I suspect you might need a different data structure entirely to store your text -- but since the real fault seems to lie in the editor control, I doubt you can simply swap in a new one. You've made it not-pathologically-slow, but it's still doing a https://wiki.c2.com/?ShlemielThePainter algorithm.
Thanks, that's good news. I'll add the same fix to LINQPad 5 in the next few days. In terms of further improving performance, I believe that the bottlenecks are no longer in StringBuilder (although let me know if you have evidence otherwise).
I've run another trace, and I definitely don't see StringBuilder::get_Chars() on there anymore.
Unfortunately, I can't work out exactly where the next slowdown lies, because I'm running up against what seems to be a Visual Studio bug, and I don't know how to report it to Microsoft.
In multiple places where an async method is invoked, there's a call out to EtwEventWriteTransfer (in advapi32.dll), below which lies a whole new copy of the call stack, all the way up to the __scrt_common_main_seh call (the executable entry point)! As a result, a large majority of methods have their CPU time incorrectly computed, and I can't really find the true hot spots.

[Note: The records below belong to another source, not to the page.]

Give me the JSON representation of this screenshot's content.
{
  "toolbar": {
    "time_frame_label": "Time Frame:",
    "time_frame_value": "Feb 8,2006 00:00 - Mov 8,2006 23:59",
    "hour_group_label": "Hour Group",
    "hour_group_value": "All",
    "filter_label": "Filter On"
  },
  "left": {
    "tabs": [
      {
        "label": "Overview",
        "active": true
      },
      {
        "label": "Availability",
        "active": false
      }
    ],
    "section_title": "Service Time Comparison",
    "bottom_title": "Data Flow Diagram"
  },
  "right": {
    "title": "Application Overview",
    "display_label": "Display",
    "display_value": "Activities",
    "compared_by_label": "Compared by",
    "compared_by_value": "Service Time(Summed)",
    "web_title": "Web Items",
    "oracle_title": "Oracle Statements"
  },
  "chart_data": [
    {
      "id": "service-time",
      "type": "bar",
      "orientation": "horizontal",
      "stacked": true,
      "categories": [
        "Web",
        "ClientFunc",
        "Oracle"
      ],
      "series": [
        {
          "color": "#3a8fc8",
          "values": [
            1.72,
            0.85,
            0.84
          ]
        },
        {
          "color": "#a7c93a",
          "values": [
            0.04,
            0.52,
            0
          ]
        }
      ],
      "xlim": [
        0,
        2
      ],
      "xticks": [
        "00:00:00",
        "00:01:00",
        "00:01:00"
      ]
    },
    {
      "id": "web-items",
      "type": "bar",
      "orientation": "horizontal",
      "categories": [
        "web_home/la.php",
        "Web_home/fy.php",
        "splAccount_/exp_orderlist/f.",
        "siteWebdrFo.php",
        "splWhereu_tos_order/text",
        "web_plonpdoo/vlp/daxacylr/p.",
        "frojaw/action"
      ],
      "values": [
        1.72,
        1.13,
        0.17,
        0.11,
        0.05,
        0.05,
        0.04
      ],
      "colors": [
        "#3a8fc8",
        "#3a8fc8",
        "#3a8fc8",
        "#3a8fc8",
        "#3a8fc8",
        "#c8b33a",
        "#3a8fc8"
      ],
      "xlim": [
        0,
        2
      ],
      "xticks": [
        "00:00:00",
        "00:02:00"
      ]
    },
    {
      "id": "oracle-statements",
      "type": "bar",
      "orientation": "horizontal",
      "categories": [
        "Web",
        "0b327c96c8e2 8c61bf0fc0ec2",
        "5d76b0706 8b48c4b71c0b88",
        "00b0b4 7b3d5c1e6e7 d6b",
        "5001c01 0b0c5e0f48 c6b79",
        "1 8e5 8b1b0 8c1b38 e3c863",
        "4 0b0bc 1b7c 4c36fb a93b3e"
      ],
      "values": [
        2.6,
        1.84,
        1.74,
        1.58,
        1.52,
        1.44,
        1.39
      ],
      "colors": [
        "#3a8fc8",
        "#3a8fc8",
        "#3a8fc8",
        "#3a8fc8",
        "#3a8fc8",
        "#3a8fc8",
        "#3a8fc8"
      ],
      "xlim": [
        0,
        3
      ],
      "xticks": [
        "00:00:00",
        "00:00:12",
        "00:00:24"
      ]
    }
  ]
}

Hope this is not out of place. But I just wanted to post a huge
I've been using LINQPad for years in much the same way as OP to prototype ideas and sometimes they get fairly complex and lengthy. And this has been a very significant pain point for me, that the editing gets incredibly slow after awhile. I am so happy that the root cause of this has been uncovered. Please accept my sincerest gratitude!
Thanks for your support! And a big thank-you to @StevieO.
Joined the forums just to echo the THANK YOU sentiments! I've been working around it by copy/pasting the text, or losing my undo buffer. It makes so much more sense now!